O romântico e acolhedor Campo de São Bento
A história do Campo de São Bento tem início no ano de 1697, quando o terreno foi adquirido pelo mosteiro de São Bento do Rio de Janeiro, que usou as terras para servir de descanso para o gado proveniente de suas fazendas de Campos dos Goitacazes.

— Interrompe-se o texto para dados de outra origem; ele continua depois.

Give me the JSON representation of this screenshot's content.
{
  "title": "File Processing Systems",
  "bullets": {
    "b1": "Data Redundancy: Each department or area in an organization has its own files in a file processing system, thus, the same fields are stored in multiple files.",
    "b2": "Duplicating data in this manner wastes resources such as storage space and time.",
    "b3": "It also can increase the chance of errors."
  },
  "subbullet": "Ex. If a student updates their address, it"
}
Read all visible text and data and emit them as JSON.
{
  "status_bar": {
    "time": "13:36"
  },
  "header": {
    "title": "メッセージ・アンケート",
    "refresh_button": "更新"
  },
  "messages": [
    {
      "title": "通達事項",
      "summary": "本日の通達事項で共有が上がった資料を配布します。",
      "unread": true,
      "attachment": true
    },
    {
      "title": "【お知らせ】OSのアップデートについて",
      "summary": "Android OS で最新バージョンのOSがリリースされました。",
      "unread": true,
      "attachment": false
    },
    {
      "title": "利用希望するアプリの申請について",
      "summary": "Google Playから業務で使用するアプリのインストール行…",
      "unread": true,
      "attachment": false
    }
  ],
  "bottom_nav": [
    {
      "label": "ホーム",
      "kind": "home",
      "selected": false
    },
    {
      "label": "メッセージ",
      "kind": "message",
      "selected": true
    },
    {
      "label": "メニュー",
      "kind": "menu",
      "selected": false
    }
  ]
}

Em 1908, o Prefeito Pereira Ferraz concluiu as obras de urbanização seguindo o projeto do belga Arsène Puttemans. Em 1921 foi chamado de Parque Prefeito Ferraz, atualmente, nome oficial do parque que abriga a feira de artesanato, a Biblioteca Infantil Anísio Teixeira e a barraquinha tradicional de empadas à lenha.
O badalar dos sinos da Igreja da Porciúncula de Sant´Anna, antiga capela da fazenda, marca a mudança das horas e das idas e vindas das pessoas durante o domingo no Parque. De manhã cedo, o sentimento de paz, o cheiro de floresta e as senhoras indo para a missa remete a mais bucólica das paisagens. No final da manhã, o parque já não parece tão calmo e aconchegante, todas as barraquinhas já estão arrumadas para mais um dia de feira.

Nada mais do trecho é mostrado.